Again I must stress that our backups are currently scheduled for 6:30AM UTC, which is 1:30AM ET. And yet, they’re running at 13:24 ET, which is 18:24 UTC.
Why? Wish I knew, really do wish I knew.
Had to kill it to fix notifications again.
From the log mailed to me. Backup started at 18:12. Why? Good question.
[2019-02-07 18:12:14] [STARTED]
[2019-02-07 18:12:14] 'system' has started the backup!
[2019-02-07 18:12:14] Marking backup as running...
I always use ET so I don’t have to worry about converting timezones in my head.
If Discourse needs the host OS to be in UTC, that really should be in the install guide.
And when scheduling backups in the UI, it specifies “in UTC”.
And the docker container is set to UTC and its time is correct so I’m not sure why the host OS tz would matter in the first place. The whole thing runs inside the container, how would it even know?
My guess is you’ll need to offset that backup time. It’s just plain weird to have a server OS think of time in anything other than UTC, as God intended.
OK, will make note of when the next backup runs and offset it. I do suggest you add it to the install guide.
Keep in mind that backups were scheduled for early morning UTC and yet they ran in early afternoon ET. But UTC is 5 hours ahead. So it isn’t a simple offset that can be calculated beforehand.
Why does taking a backup break notifications for the duration? And it seemed like backups never ended before, they just kept restarting. I’ll take closer note of what happens when/if backups fail next.
Any updates on this @gerhard?

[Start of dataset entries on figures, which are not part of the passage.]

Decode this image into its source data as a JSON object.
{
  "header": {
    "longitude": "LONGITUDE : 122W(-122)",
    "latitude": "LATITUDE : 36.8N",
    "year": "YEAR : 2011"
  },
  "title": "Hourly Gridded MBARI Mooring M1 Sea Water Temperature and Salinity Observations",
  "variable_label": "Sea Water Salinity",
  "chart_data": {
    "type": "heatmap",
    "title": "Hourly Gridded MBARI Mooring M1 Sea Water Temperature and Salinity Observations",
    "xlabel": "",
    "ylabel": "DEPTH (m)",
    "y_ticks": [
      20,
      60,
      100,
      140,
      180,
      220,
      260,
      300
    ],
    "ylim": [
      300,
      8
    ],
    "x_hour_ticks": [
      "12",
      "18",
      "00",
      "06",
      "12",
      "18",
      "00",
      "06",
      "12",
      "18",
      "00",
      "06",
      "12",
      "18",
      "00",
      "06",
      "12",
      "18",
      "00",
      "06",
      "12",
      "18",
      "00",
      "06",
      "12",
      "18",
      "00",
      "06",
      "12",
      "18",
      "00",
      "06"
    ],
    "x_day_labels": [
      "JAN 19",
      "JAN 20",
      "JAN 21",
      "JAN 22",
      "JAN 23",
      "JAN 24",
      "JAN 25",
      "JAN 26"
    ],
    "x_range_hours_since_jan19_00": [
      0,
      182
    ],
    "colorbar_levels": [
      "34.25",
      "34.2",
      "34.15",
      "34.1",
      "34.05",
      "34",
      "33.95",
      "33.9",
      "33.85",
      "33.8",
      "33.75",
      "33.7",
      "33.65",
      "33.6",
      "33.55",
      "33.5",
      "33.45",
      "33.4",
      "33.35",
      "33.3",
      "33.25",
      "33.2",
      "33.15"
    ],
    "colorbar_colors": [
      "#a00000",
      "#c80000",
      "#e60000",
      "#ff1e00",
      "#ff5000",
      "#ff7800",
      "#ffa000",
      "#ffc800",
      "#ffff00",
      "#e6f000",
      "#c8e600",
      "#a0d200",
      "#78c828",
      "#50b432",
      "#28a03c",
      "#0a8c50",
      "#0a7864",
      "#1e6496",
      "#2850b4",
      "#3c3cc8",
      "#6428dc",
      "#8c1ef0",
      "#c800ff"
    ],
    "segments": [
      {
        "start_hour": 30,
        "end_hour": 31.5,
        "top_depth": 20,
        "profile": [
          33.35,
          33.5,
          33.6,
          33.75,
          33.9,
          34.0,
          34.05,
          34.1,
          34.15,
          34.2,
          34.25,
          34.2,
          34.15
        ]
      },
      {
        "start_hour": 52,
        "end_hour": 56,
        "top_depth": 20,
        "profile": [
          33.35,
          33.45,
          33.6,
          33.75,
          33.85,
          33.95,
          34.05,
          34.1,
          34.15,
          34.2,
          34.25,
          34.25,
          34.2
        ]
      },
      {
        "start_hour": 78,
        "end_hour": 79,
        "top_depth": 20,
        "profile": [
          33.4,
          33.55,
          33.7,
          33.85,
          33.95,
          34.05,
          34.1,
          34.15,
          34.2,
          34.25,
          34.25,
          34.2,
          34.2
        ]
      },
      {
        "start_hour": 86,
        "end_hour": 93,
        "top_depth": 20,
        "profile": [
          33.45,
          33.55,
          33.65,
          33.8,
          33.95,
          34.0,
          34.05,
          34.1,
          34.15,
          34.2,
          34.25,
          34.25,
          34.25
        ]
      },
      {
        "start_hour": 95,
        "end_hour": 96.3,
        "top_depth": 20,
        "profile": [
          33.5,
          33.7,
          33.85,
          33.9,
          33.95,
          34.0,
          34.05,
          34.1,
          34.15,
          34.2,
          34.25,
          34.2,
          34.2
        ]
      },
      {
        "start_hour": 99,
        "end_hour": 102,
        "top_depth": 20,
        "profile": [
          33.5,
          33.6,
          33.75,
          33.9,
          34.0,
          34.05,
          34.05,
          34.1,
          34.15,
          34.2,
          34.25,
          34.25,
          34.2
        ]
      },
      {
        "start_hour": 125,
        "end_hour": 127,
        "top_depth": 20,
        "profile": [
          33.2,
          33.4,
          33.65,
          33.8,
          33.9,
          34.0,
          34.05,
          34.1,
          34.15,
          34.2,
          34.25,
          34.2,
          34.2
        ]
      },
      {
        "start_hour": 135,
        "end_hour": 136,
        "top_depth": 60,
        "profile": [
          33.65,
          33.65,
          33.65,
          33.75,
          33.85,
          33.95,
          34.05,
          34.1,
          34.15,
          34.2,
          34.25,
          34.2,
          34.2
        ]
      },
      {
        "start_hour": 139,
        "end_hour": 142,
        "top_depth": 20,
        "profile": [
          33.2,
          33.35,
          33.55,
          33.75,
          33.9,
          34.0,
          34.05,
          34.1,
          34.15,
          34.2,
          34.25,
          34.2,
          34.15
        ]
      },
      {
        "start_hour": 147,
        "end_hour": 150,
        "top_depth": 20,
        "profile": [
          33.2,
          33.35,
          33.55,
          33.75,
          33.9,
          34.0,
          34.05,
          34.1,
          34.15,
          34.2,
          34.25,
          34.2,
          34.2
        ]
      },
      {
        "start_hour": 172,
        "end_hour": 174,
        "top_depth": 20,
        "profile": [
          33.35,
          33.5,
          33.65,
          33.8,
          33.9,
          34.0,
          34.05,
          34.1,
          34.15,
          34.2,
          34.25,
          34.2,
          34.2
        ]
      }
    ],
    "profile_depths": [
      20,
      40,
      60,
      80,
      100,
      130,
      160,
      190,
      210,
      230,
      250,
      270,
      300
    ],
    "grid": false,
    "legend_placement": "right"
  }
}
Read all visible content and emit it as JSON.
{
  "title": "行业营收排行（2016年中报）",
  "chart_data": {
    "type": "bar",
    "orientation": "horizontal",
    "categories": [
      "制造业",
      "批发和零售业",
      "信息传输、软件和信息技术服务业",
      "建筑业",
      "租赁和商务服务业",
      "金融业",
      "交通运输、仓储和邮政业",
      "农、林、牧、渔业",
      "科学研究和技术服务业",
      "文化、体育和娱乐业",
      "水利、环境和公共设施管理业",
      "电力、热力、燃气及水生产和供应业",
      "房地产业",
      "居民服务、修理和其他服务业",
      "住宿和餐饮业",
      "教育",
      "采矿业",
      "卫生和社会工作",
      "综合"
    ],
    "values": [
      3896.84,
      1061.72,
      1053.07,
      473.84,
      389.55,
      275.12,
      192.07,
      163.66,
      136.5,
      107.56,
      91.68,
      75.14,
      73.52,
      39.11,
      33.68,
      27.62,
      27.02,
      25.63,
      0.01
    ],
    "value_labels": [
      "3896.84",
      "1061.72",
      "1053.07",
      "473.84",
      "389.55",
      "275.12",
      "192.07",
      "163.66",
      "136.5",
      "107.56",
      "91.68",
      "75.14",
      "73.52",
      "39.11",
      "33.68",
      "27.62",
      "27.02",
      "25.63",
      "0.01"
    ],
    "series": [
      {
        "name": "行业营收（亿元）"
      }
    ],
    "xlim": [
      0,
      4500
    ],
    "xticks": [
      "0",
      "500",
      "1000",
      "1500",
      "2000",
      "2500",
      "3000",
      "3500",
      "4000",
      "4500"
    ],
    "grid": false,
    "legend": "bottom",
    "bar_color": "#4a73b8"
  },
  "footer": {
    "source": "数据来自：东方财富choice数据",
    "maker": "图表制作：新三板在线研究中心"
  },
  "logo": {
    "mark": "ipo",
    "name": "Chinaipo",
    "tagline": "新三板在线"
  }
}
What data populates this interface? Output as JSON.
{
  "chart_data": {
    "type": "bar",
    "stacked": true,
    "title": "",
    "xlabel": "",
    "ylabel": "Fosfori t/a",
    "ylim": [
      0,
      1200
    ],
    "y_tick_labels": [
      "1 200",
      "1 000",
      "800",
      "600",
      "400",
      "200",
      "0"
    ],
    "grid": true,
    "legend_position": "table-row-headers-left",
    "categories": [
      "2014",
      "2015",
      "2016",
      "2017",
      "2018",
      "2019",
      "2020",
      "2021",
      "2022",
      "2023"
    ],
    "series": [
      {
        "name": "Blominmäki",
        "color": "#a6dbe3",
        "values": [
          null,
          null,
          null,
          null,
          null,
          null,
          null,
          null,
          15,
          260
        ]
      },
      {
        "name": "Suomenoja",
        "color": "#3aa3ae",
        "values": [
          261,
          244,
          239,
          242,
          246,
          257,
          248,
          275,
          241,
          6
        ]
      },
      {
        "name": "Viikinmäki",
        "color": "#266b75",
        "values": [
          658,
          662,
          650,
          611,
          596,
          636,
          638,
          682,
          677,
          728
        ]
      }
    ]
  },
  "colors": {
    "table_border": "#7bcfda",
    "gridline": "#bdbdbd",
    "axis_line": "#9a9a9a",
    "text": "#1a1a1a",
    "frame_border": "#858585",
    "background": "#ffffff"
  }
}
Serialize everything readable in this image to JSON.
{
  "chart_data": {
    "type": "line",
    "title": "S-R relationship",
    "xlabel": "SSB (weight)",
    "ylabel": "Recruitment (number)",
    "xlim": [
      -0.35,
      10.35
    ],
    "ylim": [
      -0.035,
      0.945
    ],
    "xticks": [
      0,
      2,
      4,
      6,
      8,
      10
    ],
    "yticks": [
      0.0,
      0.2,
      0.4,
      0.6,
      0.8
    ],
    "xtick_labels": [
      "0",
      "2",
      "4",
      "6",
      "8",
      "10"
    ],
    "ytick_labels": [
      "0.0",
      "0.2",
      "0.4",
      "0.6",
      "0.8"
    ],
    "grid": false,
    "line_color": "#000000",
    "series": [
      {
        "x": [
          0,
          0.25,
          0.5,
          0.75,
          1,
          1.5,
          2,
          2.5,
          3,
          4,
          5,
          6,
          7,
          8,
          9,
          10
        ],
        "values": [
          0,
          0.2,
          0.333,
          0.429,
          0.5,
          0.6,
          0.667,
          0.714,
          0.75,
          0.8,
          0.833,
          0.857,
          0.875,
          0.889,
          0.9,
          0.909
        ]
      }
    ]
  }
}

I’d really like to skip the double compression step because it is a) painful and b) pointless.
@wingtip we’re going to add the “skip retina thumbnail images in backups” setting soon, which should help. p.s. switch your server to UTC already, this is like sysadmin 101 stuff man.
I work in IT, and putting servers in UTC is not a standard or even best practice across the industry. It’s just your app that has a problem, if indeed that is the problem. If it is, I’ll make the change of course.
Absolutely untrue. I’ve managed online environments globally for around 20 years and UTC has been a must from the outset.
The only places I’ve seen local timezones set are tinpot organisations who deal with customers in their region and can’t think beyond their immediate locality.
Exactly, why would you run a server on a local timezone if you have a global audience. Even for basic support any user reports would mean working with the difference between two timezones, rather than their UTC offset.
Well, you’re the one complaining that you don’t like random dates and times on your server. If you want predictable dates and times on your server, use UTC.
Otherwise your backup time can be affected by daylight savings, and so on.
Absolutely, if that is causing our problem I’ll make the change and reboot the host to be sure. And not to beat a dead , but it should be in the install docs!